If we each are not inherently evil - and my evidence suggests this has to be true: that we homo sapiens are good by inclination or inherited substance and it is only circumstances that . . . —suffice it then, that Death already had her assigned role too, and a no less human one, I might add.
I think of her there in my small plane seat, tall black pompadour beneath a bright green bergère hat in that case, turned toward the rattling window, her shoulders narrow and bony but undoubtedly sturdy. I hear her voice lassoing the sand around Panapoon and the slippery wet rocks of that mighty shore.
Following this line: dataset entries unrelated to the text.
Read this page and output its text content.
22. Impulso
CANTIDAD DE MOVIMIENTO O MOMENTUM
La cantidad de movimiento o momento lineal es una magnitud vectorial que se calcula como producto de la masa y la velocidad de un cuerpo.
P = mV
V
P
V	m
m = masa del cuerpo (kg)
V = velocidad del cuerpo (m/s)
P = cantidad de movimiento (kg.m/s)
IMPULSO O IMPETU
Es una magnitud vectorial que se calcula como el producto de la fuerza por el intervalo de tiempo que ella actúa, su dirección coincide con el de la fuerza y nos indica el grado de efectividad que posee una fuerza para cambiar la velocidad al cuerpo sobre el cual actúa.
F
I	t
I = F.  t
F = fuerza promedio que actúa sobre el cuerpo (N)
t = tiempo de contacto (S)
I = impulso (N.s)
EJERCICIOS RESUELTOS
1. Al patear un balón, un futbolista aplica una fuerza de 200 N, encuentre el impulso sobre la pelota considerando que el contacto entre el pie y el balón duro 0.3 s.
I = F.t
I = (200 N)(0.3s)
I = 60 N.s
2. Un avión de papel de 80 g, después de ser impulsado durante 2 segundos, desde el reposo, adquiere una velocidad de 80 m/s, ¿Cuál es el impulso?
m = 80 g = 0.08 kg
I see her firm dark index finger pointing down at the Burdekin hills as I tip the plane on its aft wing and swing us slowly, elegantly, to the West, me in the sun and bat-loving Death in the shadowy dark.
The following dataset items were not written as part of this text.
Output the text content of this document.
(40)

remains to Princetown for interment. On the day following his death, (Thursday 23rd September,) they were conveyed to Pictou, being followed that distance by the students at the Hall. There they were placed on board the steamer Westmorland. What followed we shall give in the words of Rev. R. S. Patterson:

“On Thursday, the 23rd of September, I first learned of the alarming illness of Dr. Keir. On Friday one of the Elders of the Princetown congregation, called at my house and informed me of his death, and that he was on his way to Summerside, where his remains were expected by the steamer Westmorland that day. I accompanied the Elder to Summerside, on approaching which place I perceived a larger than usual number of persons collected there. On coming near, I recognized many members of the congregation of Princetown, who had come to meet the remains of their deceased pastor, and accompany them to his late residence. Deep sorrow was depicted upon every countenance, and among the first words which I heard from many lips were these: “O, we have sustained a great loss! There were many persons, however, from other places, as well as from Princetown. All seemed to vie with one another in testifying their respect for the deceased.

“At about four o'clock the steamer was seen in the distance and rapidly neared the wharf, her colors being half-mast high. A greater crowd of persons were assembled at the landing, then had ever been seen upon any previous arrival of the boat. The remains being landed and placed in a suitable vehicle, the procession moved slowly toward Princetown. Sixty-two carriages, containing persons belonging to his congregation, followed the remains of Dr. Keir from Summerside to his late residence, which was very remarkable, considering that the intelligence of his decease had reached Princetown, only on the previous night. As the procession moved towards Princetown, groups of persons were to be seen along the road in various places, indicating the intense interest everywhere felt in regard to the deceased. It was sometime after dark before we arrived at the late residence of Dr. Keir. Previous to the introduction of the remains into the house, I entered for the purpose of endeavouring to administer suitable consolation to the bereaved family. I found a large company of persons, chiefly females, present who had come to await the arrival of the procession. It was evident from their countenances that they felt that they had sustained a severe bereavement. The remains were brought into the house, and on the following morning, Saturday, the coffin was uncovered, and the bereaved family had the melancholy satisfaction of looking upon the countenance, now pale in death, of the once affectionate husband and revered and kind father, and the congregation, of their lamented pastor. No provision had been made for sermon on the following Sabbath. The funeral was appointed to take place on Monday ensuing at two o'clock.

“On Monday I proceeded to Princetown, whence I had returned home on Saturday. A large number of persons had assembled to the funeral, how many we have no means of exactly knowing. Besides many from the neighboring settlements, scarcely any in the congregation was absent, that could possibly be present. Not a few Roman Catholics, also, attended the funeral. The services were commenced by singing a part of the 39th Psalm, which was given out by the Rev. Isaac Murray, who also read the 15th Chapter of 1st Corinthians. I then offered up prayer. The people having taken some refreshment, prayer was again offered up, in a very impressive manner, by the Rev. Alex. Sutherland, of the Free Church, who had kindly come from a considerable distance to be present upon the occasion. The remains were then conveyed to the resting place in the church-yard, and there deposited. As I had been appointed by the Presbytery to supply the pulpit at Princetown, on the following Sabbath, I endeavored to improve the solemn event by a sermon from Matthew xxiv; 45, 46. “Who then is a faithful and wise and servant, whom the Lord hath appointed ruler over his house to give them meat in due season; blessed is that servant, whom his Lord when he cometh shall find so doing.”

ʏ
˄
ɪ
I see her stride, her black case bulging abruptly, the suited men she meets, their earnest discussions, the cusp of hands, the furrowing of brows, her radar eyebrows twitching, her looks to the horizon as we stand on the edge of the runway and a tropical storm teems now over us. I think of the young clerk and his mountain dwelling family below. I think of our new town buildings being built down by the sea and up in the mountains.
I could pretend this can be captured in preliminary sketches and serious meetings: “Mining at Cuuk Town”, “Establishing a Tourist Center at Panapoon”, “The Future of Spiny Lobsters in the Bay of Constance”, “An Airstrip for Residents of Finch Hole”. The inevitable zonings and committees, the issuing of contracts, island developments near and far (such as in Cloud Mountain, cloudily and Old Town, venerably, and Cape Constable), the digging of clay, the bringing of stone, the news stories, “Communion Islands Rise”, ‘Houses Built in the Hills”, “Young Future”, “Healthy Here in Shelton Valley”, the rising façades of our futures, the coral shell crusts for the seafront benches, pink and black and white, the peaked arch thropthorn doors of the rising hotels, the smoke of tree loggers, the seafront small against the now towering cococan marble of the Regional Council Offices, flaked gold and deep blue as it is, the white brick, the iron gates of and, the basalt foundation stone of a brand new elementary school.
I could describe this languid, stumbling rising of a future, arriving day by day, week by week, month by awe-provoking month. But I best be reminded, as others have been reminded, that we are confronting Death.